Which brings up Hillary. What to say except I completely didn't expect finding a friend like her. We met, instantly liked each other, and struck a friendship quickly. Basically we have dinner out and watch a movie at her place or mine once or twice a week. She's comfortable with me and we trust going on, so she'll cuddle up to me sometimes. It'd been a long time since I got to touch someone like that, and it was just nice.

Not to say she's nice all the time. The welcome thing about her is that she speaks her mind, likes to poke fun or otherwise give me shit for the sake of affection, and is independent. She just says she's a 'bitch' usually. I think Erin still claims the champion title on that count. Hill just likes giving me shit with varying degrees of mercifulness. She likes to keep up a good offensive, partly because (I think) she can get to feeling fragile in some cases. Well, that and she likes it.

We share a fascination for the darker things in life. She isn't a goth, for instance, but occasionally goes out to the only goth club in town, sporting what I must say are some delicious outfits. Vampire movies, post-apocalyptic shit, that sort of thing.

I've known her for a month and, in that time, we've gotten very close. She actually wanted to know who I was, instead of whatever she wanted me to be. The intensity of her probing was uncharacteristic from damn near everyone. Most people just sense I'm withdrawn, that I keep to myself mostly. But she didn't let it slide, and instead asked me questions about most everything in my life. I told her about some parts of my past related to the occult deal, some relationship stuff I usually try to forget...most anything. Partly this happened by e-mail, partly in person. And I tell ya, I felt grilled at some points..and at first a little defensive.

In time, though, I saw she just wanted to really know about me and let her in. And I began to trust her enough. I'd half expected in the beginning that she had a sadistic wish to get to know all about me, then somehow turn that against me. Old programming.

So who'da thought: I randomly meet a chick at a party that I think is totally hot, and we end up being great friends. The sexual attraction deal makes things...interesting. I haven't nor will I have sex with her, on account of: 1) she's married; 2) been there, done that, bought the t-shirt with other engaged or attached women; 3) she's married. Would I like to be with her? Yeah, I've told her as much. No point in hiding anything I think or feel from her. But I know she's adamant about staying with Sven. That doesn't bother me, because more than anything--at this twilight bus-stop of my life--I just wanted a close-by friend like her.

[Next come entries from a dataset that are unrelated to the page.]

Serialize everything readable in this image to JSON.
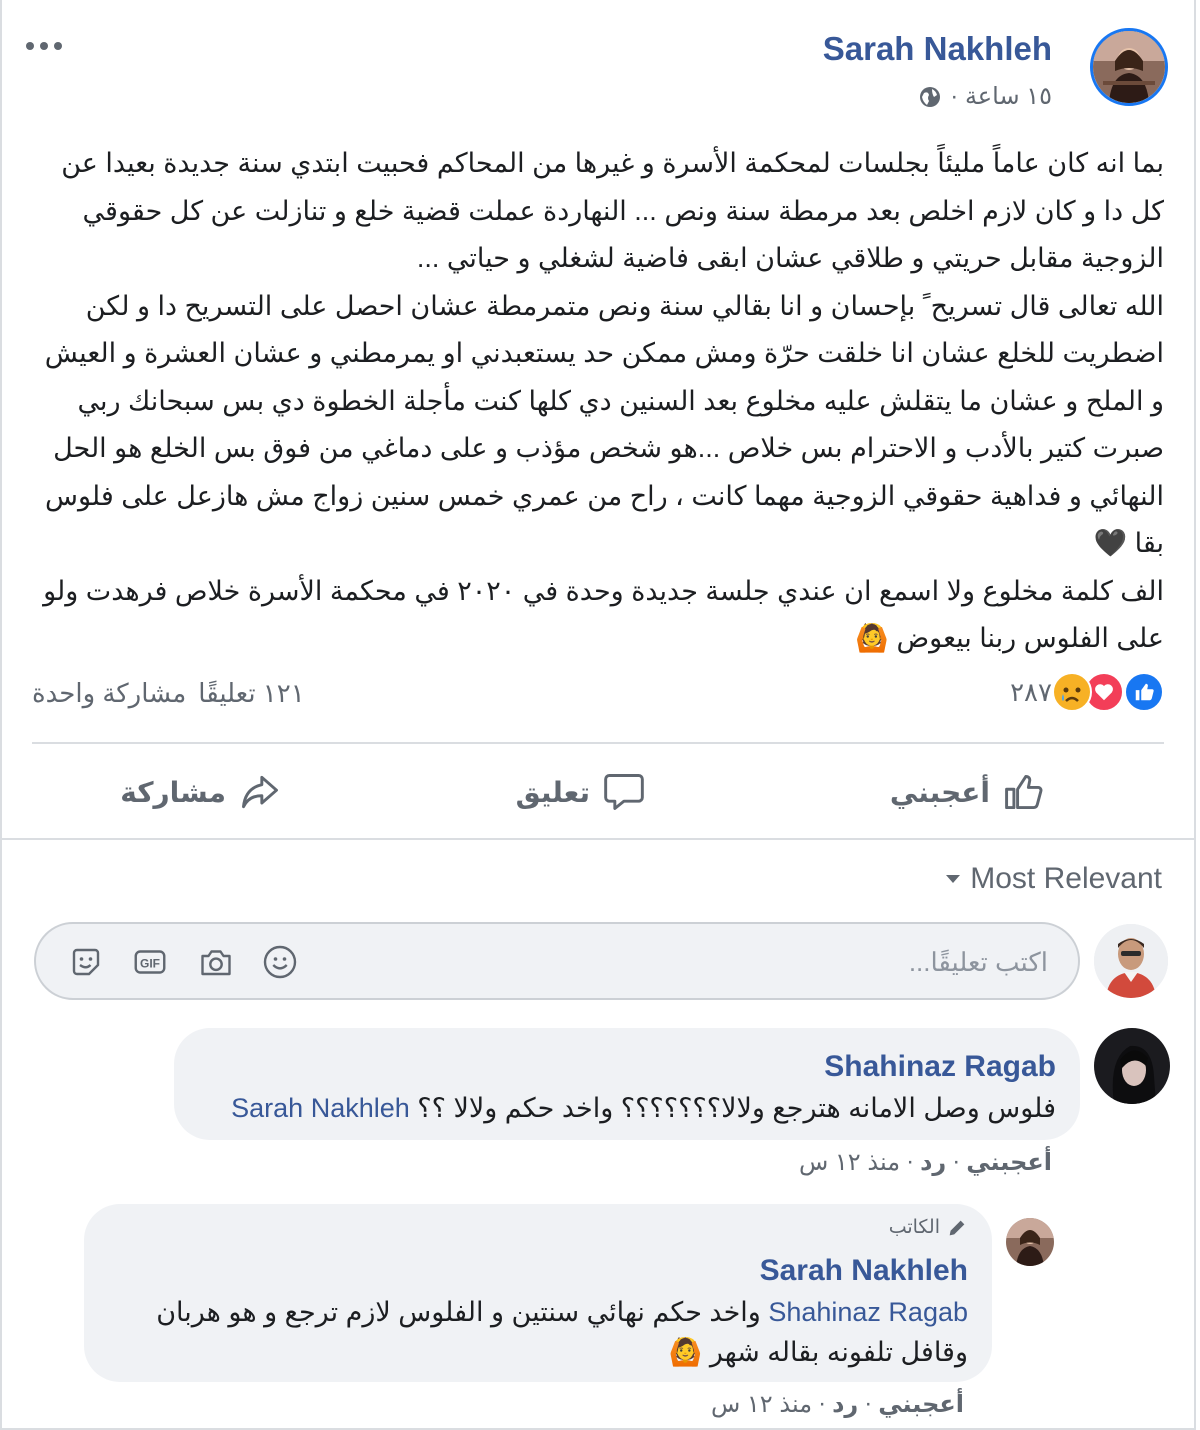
{
  "post": {
    "author": "Sarah Nakhleh",
    "time": "١٥ ساعة ·",
    "paragraphs": [
      "بما انه كان عاماً مليئاً بجلسات لمحكمة الأسرة و غيرها من المحاكم فحبيت ابتدي سنة جديدة بعيدا عن كل دا و كان لازم اخلص بعد مرمطة سنة ونص ... النهاردة عملت قضية خلع و تنازلت عن كل حقوقي الزوجية مقابل حريتي و طلاقي عشان ابقى فاضية لشغلي و حياتي ...",
      "الله تعالى قال تسريح ً بإحسان و انا بقالي سنة ونص متمرمطة عشان احصل على التسريح دا و لكن اضطريت للخلع عشان انا خلقت حرّة ومش ممكن حد يستعبدني او يمرمطني و عشان العشرة و العيش و الملح و عشان ما يتقلش عليه مخلوع بعد السنين دي كلها كنت مأجلة الخطوة دي بس سبحانك ربي صبرت كتير بالأدب و الاحترام بس خلاص ...هو شخص مؤذب و على دماغي من فوق بس الخلع هو الحل النهائي و فداهية حقوقي الزوجية مهما كانت ، راح من عمري خمس سنين زواج مش هازعل على فلوس بقا 🖤",
      "الف كلمة مخلوع ولا اسمع ان عندي جلسة جديدة وحدة في ٢٠٢٠ في محكمة الأسرة خلاص فرهدت ولو على الفلوس ربنا بيعوض 🙆"
    ],
    "reaction_count": "٢٨٧",
    "comments_count": "١٢١ تعليقًا",
    "shares_count": "مشاركة واحدة"
  },
  "actions": {
    "like": "أعجبني",
    "comment": "تعليق",
    "share": "مشاركة"
  },
  "comments_section": {
    "sort_label": "Most Relevant",
    "input_placeholder": "اكتب تعليقًا..."
  },
  "comments": [
    {
      "name": "Shahinaz Ragab",
      "text": "فلوس وصل الامانه هترجع ولالا؟؟؟؟؟؟؟ واخد حكم ولالا ؟؟",
      "mention": "Sarah Nakhleh",
      "like": "أعجبني",
      "reply": "رد",
      "time": "منذ ١٢ س"
    },
    {
      "badge": "الكاتب",
      "name": "Sarah Nakhleh",
      "mention": "Shahinaz Ragab",
      "text": "واخد حكم نهائي سنتين و الفلوس لازم ترجع و هو هربان",
      "text2": "وقافل تلفونه بقاله شهر 🙆",
      "like": "أعجبني",
      "reply": "رد",
      "time": "منذ ١٢ س"
    }
  ],
  "colors": {
    "link": "#385898",
    "like": "#1877f2",
    "love": "#f33e58",
    "sad": "#f7b125",
    "muted": "#606770"
  }
}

Only thing I've occasionally worried about is falling in love or getting romantic. I don't have any feelings on that end. We love each other as friends, but beyond that I'm fine leaving it at just that. I figure if Jen and I could have sex, get close, and I never felt anything, might just go the same with Hill--minus the sex part.

Like I say to her on occasion: above anything I just want her around in my life. Friends, lovers, doesn't matter the personal relationship. And so it goes.

* * *

I gotta get back to work. This took longer than I thought.